Domestic team information
- 1963–1981: Suffolk

Career statistics
| Competition | List A |
| Matches | 1 |
| Runs scored | 2 |
| Batting average | 2.00 |
| 100s/50s | –/– |
| Top score | 2 |
| Balls bowled | 66 |
| Wickets | 2 |
| Bowling average | 22.00 |
| 5 wickets in innings | – |
| 10 wickets in match | – |
| Best bowling | 2/44 |
| Catches/stumpings | –/– |
- Source: Cricinfo, 8 July 2011

= John Hargreaves (cricketer) =

English cricketer

John Michael Hargreaves (born 25 February 1944) is a former English cricketer. Hargreaves was a left-handed batsman who bowled right-arm off break. He was born in Gainsborough, Lincolnshire.

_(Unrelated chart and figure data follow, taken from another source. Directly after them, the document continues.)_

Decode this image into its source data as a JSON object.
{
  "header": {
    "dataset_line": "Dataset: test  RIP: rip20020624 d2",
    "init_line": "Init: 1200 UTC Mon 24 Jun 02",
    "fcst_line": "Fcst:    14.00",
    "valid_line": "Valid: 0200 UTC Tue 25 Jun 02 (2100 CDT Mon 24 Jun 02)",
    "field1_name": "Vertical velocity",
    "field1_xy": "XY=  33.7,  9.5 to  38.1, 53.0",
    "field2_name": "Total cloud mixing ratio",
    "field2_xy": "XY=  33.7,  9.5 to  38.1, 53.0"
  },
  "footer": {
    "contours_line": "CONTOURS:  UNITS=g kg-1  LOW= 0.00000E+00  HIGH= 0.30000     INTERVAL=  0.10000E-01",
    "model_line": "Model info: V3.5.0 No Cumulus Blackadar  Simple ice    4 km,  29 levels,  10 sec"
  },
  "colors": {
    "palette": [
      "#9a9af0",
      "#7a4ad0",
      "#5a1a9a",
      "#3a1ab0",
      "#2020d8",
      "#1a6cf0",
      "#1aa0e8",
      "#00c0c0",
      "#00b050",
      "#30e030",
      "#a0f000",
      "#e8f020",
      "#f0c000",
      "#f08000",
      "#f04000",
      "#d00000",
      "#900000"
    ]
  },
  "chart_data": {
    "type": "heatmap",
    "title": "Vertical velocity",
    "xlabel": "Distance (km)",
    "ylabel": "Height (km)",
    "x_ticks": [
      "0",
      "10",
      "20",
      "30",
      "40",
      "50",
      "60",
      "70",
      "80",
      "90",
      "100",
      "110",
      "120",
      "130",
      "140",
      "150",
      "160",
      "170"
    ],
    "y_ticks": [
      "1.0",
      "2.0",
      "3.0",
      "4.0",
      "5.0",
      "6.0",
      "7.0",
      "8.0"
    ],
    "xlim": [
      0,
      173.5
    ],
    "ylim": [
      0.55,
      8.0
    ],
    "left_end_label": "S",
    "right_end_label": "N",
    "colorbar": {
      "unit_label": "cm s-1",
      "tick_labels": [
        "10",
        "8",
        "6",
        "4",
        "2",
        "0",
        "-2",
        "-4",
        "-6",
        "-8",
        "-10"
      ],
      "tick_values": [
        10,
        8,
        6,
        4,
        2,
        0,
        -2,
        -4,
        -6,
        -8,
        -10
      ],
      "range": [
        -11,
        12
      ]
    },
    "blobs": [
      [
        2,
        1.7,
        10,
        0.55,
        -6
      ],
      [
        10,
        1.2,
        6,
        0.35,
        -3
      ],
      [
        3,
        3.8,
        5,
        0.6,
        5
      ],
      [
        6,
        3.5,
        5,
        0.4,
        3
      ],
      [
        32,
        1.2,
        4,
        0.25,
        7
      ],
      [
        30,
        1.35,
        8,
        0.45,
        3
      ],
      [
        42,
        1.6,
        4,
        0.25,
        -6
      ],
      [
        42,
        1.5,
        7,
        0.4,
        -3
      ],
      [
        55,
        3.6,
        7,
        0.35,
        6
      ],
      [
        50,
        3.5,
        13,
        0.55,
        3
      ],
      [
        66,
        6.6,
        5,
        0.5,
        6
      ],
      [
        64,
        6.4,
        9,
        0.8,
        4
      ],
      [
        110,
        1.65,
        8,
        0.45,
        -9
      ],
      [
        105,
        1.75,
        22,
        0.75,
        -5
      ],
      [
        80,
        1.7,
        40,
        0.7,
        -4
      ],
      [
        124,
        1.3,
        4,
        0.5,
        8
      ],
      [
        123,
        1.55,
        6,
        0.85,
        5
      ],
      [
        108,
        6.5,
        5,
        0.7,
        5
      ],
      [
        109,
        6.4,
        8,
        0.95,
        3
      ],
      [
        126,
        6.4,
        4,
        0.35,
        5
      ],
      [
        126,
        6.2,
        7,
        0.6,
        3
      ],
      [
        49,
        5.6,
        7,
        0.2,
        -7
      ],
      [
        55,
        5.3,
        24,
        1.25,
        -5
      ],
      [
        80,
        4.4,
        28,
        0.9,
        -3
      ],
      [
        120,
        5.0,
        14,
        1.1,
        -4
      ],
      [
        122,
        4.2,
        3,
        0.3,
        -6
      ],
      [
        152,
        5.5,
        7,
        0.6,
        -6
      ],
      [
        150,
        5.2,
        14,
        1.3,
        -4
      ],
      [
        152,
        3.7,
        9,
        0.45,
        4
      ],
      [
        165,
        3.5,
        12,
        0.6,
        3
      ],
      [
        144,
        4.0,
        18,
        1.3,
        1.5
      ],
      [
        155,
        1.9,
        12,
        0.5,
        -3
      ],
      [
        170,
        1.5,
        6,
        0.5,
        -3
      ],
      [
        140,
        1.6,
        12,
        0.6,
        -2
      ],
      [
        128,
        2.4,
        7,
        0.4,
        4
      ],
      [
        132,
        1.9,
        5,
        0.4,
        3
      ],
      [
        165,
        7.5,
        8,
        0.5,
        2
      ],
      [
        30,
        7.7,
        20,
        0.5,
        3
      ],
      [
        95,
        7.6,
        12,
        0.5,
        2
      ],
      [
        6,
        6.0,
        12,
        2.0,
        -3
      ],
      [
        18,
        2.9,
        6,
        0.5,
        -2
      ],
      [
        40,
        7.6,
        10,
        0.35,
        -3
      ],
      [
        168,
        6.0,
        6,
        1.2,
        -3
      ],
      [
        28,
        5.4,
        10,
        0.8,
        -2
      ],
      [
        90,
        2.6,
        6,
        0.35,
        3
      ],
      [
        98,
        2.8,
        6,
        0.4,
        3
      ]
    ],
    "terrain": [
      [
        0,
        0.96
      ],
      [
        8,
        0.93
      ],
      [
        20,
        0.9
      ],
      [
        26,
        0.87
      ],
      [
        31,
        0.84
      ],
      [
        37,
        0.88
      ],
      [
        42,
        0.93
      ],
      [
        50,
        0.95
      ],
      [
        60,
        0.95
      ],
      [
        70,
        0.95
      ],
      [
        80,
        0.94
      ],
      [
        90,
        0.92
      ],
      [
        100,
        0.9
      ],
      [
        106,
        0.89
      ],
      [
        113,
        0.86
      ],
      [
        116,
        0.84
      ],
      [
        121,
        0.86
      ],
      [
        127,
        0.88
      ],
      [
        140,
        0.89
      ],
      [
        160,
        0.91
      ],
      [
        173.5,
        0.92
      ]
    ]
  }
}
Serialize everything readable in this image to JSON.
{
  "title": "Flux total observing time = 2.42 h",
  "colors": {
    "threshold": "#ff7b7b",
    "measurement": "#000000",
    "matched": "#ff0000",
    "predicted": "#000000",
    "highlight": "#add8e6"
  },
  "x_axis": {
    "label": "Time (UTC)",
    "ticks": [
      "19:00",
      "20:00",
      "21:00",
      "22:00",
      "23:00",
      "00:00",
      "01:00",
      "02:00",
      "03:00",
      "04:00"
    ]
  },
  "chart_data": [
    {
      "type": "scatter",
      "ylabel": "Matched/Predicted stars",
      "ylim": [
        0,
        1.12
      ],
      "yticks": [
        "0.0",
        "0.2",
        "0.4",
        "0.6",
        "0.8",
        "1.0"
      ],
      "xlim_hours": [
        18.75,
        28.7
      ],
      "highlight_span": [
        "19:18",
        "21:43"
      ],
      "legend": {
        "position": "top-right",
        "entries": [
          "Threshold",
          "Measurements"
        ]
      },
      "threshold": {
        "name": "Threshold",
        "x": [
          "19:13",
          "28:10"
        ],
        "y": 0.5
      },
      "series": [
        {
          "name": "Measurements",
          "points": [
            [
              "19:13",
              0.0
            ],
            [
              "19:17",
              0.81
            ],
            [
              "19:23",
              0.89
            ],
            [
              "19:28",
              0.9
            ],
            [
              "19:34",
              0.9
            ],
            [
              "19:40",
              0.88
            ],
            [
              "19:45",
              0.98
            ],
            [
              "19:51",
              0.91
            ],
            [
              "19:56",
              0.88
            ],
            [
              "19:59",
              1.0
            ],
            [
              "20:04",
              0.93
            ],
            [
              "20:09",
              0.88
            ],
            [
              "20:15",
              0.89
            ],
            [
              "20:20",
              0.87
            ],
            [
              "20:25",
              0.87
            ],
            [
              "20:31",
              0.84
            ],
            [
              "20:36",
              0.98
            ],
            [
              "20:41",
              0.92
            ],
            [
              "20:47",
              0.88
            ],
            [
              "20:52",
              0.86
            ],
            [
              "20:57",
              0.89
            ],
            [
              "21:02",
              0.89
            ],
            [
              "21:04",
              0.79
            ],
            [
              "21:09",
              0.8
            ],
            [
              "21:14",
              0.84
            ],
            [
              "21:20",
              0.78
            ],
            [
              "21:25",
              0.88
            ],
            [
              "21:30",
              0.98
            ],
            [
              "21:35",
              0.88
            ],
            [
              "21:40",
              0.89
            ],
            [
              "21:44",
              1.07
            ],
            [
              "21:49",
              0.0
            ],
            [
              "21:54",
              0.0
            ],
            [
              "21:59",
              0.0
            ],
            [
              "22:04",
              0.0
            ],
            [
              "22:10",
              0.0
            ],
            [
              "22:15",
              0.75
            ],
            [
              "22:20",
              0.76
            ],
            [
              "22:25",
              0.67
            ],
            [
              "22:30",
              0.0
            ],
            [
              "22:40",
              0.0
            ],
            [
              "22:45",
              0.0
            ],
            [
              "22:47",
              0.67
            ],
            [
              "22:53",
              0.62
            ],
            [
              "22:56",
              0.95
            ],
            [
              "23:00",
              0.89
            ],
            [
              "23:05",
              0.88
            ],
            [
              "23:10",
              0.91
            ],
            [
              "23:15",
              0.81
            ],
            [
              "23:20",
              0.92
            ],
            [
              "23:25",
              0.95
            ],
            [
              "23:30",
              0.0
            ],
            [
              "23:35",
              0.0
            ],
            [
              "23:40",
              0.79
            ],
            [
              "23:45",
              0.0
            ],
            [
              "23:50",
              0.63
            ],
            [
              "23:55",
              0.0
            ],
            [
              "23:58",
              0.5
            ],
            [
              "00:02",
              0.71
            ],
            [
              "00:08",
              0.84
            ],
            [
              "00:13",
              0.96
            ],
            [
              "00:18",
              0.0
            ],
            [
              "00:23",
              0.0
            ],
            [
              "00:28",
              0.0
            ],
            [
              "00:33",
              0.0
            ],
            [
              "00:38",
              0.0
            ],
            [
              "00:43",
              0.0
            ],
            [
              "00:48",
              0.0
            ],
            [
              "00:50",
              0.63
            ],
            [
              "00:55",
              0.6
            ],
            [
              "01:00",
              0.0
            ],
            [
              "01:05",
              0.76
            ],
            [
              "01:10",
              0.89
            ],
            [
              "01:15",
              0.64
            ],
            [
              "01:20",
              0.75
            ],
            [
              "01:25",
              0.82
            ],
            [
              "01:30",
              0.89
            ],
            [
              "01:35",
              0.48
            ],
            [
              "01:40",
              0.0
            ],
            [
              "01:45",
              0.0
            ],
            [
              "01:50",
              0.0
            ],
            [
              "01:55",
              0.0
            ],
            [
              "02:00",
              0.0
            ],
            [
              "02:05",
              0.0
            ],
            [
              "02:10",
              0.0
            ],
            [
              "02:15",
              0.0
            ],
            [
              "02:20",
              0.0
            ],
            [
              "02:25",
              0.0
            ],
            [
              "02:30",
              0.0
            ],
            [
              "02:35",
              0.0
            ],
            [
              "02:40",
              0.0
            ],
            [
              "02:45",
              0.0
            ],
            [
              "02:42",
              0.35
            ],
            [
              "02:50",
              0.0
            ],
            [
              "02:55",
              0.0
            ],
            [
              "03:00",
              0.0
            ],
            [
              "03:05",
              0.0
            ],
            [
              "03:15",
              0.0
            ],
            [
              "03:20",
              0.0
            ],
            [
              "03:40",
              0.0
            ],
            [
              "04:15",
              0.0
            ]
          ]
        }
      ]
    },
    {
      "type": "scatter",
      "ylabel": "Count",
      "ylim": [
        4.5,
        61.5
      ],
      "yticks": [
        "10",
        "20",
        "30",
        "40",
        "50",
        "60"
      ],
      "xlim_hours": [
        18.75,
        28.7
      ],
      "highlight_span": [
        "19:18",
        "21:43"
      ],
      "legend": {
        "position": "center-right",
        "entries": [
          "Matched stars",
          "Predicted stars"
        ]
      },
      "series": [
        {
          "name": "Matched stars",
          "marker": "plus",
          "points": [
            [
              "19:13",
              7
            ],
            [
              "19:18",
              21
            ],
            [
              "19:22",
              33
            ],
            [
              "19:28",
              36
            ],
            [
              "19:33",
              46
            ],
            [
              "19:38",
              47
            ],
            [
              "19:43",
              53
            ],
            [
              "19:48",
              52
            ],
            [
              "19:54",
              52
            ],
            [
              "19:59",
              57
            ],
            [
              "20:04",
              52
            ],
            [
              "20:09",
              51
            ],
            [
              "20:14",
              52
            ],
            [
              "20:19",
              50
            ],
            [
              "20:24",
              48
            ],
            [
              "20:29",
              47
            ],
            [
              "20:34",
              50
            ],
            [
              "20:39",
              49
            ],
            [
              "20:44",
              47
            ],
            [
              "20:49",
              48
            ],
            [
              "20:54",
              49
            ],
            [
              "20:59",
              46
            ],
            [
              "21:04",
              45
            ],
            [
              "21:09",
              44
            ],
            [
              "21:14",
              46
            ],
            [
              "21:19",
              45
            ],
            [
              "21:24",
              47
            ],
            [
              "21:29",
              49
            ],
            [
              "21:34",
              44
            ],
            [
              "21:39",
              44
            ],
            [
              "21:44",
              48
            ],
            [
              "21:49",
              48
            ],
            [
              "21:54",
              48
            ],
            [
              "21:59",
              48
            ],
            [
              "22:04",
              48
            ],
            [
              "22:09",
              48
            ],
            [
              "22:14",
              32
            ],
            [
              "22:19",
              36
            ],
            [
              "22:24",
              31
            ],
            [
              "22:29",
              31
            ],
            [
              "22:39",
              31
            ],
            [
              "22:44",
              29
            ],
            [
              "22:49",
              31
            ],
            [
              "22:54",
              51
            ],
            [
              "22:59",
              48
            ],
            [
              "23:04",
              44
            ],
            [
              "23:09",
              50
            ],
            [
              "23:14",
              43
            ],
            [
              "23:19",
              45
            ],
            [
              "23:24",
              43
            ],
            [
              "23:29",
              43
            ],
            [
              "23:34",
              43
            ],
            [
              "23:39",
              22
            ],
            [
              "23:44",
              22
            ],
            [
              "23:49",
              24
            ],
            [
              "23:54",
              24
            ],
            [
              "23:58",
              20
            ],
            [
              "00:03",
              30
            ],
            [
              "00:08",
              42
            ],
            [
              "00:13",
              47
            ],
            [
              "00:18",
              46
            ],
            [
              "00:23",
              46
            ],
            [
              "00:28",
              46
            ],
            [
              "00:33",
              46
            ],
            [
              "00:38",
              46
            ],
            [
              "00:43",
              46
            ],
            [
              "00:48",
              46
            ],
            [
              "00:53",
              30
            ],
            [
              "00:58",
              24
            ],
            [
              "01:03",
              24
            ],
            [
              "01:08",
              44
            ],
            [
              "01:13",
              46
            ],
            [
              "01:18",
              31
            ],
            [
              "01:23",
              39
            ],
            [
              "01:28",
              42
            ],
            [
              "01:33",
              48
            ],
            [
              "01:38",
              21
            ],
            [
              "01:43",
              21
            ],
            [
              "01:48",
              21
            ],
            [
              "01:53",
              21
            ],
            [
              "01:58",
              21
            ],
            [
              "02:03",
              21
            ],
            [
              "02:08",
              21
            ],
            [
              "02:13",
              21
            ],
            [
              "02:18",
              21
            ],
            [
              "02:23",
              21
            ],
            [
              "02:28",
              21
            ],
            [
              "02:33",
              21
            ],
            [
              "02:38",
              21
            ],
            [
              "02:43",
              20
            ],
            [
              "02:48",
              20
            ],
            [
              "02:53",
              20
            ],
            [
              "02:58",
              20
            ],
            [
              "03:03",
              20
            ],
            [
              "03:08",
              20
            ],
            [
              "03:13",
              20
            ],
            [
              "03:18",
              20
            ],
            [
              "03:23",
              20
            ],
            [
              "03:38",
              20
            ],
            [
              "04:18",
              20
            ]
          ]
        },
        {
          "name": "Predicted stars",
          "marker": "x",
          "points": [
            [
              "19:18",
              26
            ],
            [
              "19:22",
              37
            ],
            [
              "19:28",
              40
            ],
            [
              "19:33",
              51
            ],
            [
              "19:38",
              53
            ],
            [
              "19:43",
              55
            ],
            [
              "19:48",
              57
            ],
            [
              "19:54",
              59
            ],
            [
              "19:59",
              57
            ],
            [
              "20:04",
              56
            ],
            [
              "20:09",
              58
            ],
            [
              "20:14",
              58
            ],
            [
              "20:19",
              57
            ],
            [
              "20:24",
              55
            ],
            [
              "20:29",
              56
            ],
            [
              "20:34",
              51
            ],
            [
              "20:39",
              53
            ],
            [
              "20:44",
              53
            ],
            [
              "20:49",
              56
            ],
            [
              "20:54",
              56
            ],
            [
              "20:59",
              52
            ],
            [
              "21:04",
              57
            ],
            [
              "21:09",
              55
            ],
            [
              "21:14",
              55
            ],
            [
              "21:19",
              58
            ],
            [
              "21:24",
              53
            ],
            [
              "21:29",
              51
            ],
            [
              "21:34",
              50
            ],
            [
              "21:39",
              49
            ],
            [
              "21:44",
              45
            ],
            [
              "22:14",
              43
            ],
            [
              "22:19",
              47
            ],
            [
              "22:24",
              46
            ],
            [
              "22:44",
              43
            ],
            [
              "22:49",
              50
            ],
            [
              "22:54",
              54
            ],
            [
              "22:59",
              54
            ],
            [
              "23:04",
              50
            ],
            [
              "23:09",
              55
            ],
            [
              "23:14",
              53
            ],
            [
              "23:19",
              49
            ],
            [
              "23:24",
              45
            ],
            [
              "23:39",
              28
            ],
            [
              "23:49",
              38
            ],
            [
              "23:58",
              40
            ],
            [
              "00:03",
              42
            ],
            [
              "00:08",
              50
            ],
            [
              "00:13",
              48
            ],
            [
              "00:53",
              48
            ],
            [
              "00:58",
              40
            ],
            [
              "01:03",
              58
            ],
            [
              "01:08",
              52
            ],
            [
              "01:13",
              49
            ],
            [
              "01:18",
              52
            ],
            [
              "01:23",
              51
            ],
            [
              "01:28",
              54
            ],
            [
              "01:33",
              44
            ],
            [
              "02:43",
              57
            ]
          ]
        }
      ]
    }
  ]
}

Hargreaves made his debut for Suffolk in the 1963 Minor Counties Championship against Buckinghamshire. Hargreaves played Minor counties cricket for Suffolk from 1963 to 1981, making 60 Minor Counties Championship appearances. He made his only List A appearance against Kent in the 1966 Gillette Cup. In this match, he took the wickets of Brian Luckhurst and Bob Wilson for the cost of 44 runs from 11 overs. With the bat, he was dismissed for 2 runs by Colin Cowdrey.

His father, Herbert, also played first-class cricket for Yorkshire County Cricket Club, as well as Minor counties cricket for Suffolk.